In the early twentieth century, the invention of recording technology, the phonograph and the phonograph record made music available to the common people for the first time. In previous centuries, music was very much entertainment for the rich and affluent, symphony theaters and opera houses being beyond the means of everyone else. However, a different, more rural music was emerging, particularly in the British Isles, thanks to composers like Robert Burns (1759-1796) of Scotland and the Irish composer Turlough O’Carolan (1670-1738). These new ballads, reels and jigs came over to America with the European settlers, especially those who settled in the Appalachian Mountain region.
In Appalachia, a particular type of ballad, which singled out tragedies, came to the front. Train wrecks, mining disasters and murders became the subject of many popular songs – dozens were written about the sinking of the Titanic alone. Murder being a purely human venture, both aberrant and alluring, those particular songs became very popular and were known as “murder ballads.” For a brief look at Appalachian music and to hear Alrich, Roch and I play my interpretation of “Little Sadie”, a well-known murder ballad, click here.

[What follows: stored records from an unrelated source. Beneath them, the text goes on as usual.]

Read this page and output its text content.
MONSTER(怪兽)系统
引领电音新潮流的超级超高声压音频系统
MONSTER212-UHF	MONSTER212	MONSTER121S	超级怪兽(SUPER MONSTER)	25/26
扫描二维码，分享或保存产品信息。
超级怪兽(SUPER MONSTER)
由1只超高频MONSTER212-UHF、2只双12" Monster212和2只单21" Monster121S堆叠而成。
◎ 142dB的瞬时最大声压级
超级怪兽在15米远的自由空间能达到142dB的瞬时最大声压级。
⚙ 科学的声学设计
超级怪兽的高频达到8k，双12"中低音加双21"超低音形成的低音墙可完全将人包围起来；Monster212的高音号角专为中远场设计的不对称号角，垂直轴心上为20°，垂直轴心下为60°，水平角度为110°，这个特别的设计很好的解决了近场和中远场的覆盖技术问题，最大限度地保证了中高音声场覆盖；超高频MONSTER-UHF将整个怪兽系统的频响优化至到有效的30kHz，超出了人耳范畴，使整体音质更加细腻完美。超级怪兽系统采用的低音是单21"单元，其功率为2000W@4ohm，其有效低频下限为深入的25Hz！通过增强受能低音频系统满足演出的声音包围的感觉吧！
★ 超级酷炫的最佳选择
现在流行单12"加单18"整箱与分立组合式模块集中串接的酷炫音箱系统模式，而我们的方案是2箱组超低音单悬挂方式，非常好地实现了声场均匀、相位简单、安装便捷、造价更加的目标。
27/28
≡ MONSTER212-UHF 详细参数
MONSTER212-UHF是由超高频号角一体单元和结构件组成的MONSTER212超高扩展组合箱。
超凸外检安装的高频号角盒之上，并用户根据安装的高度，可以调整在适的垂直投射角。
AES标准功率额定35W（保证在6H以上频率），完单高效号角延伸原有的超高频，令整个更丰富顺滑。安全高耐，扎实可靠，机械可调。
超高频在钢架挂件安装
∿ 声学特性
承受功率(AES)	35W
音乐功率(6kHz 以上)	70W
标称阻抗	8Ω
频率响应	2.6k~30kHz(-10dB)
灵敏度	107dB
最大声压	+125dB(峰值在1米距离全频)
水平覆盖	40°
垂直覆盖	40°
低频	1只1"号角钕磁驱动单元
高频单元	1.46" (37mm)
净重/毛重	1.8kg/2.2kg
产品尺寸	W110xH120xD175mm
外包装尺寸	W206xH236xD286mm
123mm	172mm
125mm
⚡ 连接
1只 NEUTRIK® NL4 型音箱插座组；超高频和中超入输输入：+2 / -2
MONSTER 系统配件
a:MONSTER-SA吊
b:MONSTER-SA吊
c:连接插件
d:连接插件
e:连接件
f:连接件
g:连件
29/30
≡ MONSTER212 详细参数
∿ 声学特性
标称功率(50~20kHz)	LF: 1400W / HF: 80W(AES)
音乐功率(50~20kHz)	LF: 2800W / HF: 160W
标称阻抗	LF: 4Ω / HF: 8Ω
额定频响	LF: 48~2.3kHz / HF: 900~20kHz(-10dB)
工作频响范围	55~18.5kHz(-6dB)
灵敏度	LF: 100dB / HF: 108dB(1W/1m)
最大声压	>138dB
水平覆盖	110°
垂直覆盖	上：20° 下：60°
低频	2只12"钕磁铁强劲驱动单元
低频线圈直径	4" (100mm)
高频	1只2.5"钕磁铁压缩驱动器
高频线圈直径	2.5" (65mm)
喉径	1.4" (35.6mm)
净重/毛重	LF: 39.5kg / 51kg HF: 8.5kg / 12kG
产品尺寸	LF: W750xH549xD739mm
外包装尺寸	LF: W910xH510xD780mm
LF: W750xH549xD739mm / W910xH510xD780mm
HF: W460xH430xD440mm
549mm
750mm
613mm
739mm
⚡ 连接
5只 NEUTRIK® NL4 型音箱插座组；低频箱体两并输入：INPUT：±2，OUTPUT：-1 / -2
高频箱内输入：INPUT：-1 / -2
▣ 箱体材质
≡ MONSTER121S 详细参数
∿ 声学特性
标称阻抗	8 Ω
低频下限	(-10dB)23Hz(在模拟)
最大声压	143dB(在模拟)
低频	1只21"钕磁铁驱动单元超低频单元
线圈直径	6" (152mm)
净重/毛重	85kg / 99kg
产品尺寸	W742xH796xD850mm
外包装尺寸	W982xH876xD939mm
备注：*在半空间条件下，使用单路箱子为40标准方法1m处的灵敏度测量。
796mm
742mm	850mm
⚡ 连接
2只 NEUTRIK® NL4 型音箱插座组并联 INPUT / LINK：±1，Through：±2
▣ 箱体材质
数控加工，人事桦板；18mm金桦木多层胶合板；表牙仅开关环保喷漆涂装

The song “Henry Lee” is of Scottish origin with Scandinavian relatives and has several distinct versions with different titles, melodies and lyrics. For me, the definitive version was recorded by Dick Justice (1906-1962), a coal miner from West Virginia. At a time when Blacks and Whites seldom associated, Justice learned guitar from a black bluesman from Virginia named Luke Jordan (1892-1952). Both were able fingerpickers but Justice’s “Henry Lee” is delivered in the most basic of styles. He only recorded ten sides for Brunswick Records in 1929 and they never sold well because of the Great Depression. Afterwards, he went back to the coal mines and an early grave, like so many other miners. His recording of “Henry Lee” is the first song in the Anthology of American Folk Music, eighty-four songs published in 1952, which became the Bible for the Folk Revival.
“Henry Lee”, a quintessential murder balled, is divided into five verses – Lee’s rejection of a potential lover, the girl’s murder of Henry Lee, the gruesome disposal of the body, the murderer’s menacing of a bird who witnessed the murder, and the bird’s retribution.
Part of the charm of the old ballads are the terms and speech patterns left over from an earlier time. In “Henry Lee”, I’ve chosen to “modernize” a few of the expressions used by Dick Justice – “bend and bow” becomes “bended bow”, “wobble” becomes “warble”, etc. Some may wonder how a murder could be committed with a “little pen-knife” but it was originally a “weapon knife,” pronounced “weepin’ knife,” from whence “wee pen-knife,” and an easy verbal jump to “little pen-knife.”